Paul Clark, chief investment officer, the Crown Estate
Paul Clark, chief investment officer, the Crown Estate

COMMENT: We settle into 2018 reflecting on a mixed picture for the UK economy. Although we haven’t seen anything like the economic horror show that many had forecast would follow the Leave vote, economic growth is down, with many businesses continuing to hold off on investment and consumers beginning to cut spending, writes Paul Clark, chief investment officer at the Crown Estate.

So far, UK prime real estate has proven relatively resilient. The office market, cushioned by low interest rates and a cheaper pound, as well as continuing undersupply, has so far avoided any material downturn in pricing. And retail, a tougher environment, continues to see strong demand for high-quality space in the best locations. In the prime West End market, many retailers have benefited from recent record levels of international spending, again boosted by sterling’s lower price.

But we must acknowledge that, over the short term, returns are going to be subdued with rental growth muted at best and transaction volumes down. Yet coming as this does after the extended bull run we’ve enjoyed over recent years, it’s hard to be too surprised.

Attractions of the UK economy

Whatever the short-term outlook, a host of factors (deep, liquid and transparent markets, the rule of law, our language, time zone advantages, and a benign taxation regime) make the UK, and especially London, an attractive place to invest over the long term.
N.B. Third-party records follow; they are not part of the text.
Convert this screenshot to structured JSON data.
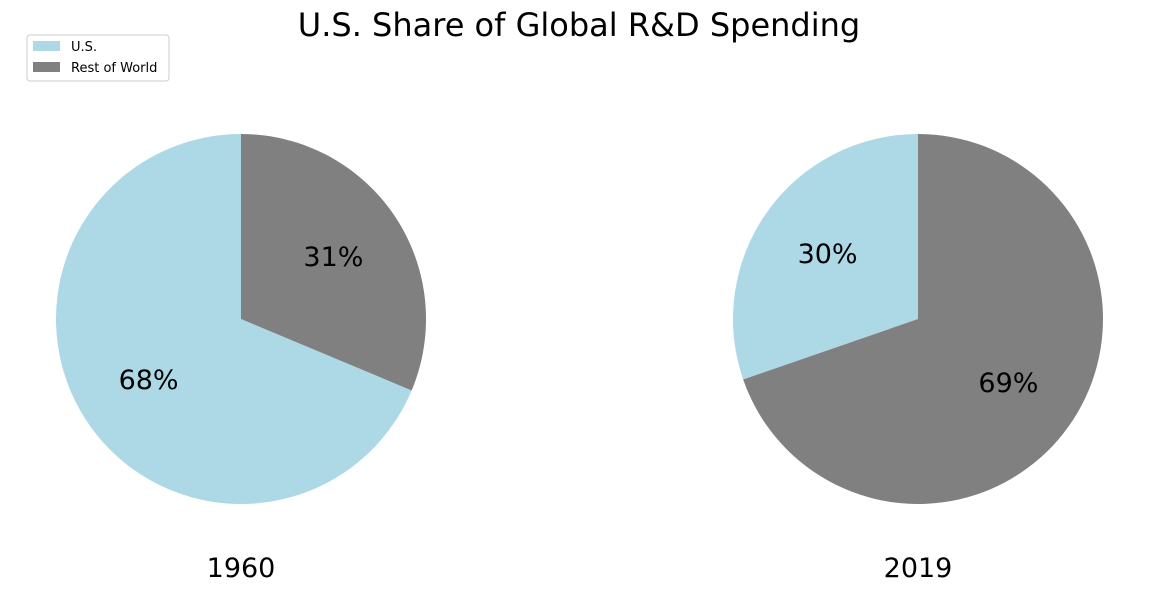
{
  "chart_data": {
    "type": "pie",
    "title": "U.S. Share of Global R&D Spending",
    "legend": {
      "placement": "top-left",
      "entries": [
        {
          "label": "U.S.",
          "color": "#add8e6"
        },
        {
          "label": "Rest of World",
          "color": "#808080"
        }
      ]
    },
    "pies": [
      {
        "year": "1960",
        "slices": [
          {
            "name": "U.S.",
            "value": 68,
            "label": "68%",
            "color": "#add8e6"
          },
          {
            "name": "Rest of World",
            "value": 31,
            "label": "31%",
            "color": "#808080"
          }
        ]
      },
      {
        "year": "2019",
        "slices": [
          {
            "name": "U.S.",
            "value": 30,
            "label": "30%",
            "color": "#add8e6"
          },
          {
            "name": "Rest of World",
            "value": 69,
            "label": "69%",
            "color": "#808080"
          }
        ]
      }
    ]
  }
}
However, we must remember to guard against complacency.

Now is the time to address the changes and challenges coming our way. If we don’t, the warning signs in today’s market may be just a taster of what is to come. First, we must decide on the sort of economy we want to be after we leave the European Union, and determine what this will mean for UK real estate.

The implications of a hard or soft Brexit, and of an “open” or “closed” trading environment, for our occupier markets, for access to talent, and for financial services, will be significant.

Yet, although Brexit dominates the news, it would be a mistake to believe that it is the only, or even the most significant, force affecting our sector.

Much longer-term trends, such as shifts in IT capabilities, demographics, environmental priorities, customer expectations and so on, are bringing in new ways of working and shopping, and will make fresh demands on our cities and public spaces. From flexible leases to the changing role of IT and data exchanges, our customers are thinking differently and real estate must keep up.

Focusing on fundamentals

For the Crown Estate, that means focusing on the fundamentals, working hard to address our customers’ needs, and supporting their businesses as they evolve, to ensure we continue to supply world-class commercial real estate products.

Next year looks likely to be an pivotal year for UK real estate. We should expect lower returns than we’ve become used to, and asset managers will have to work harder to make their money, though they will aided by structurally low interest rates and a glut of global savings.

In the months ahead we must guard against both a false sense of security, and a single-track focus on our relationship with the EU. Whatever the outcome of negotiations, the future for UK real estate will rest on plenty more besides.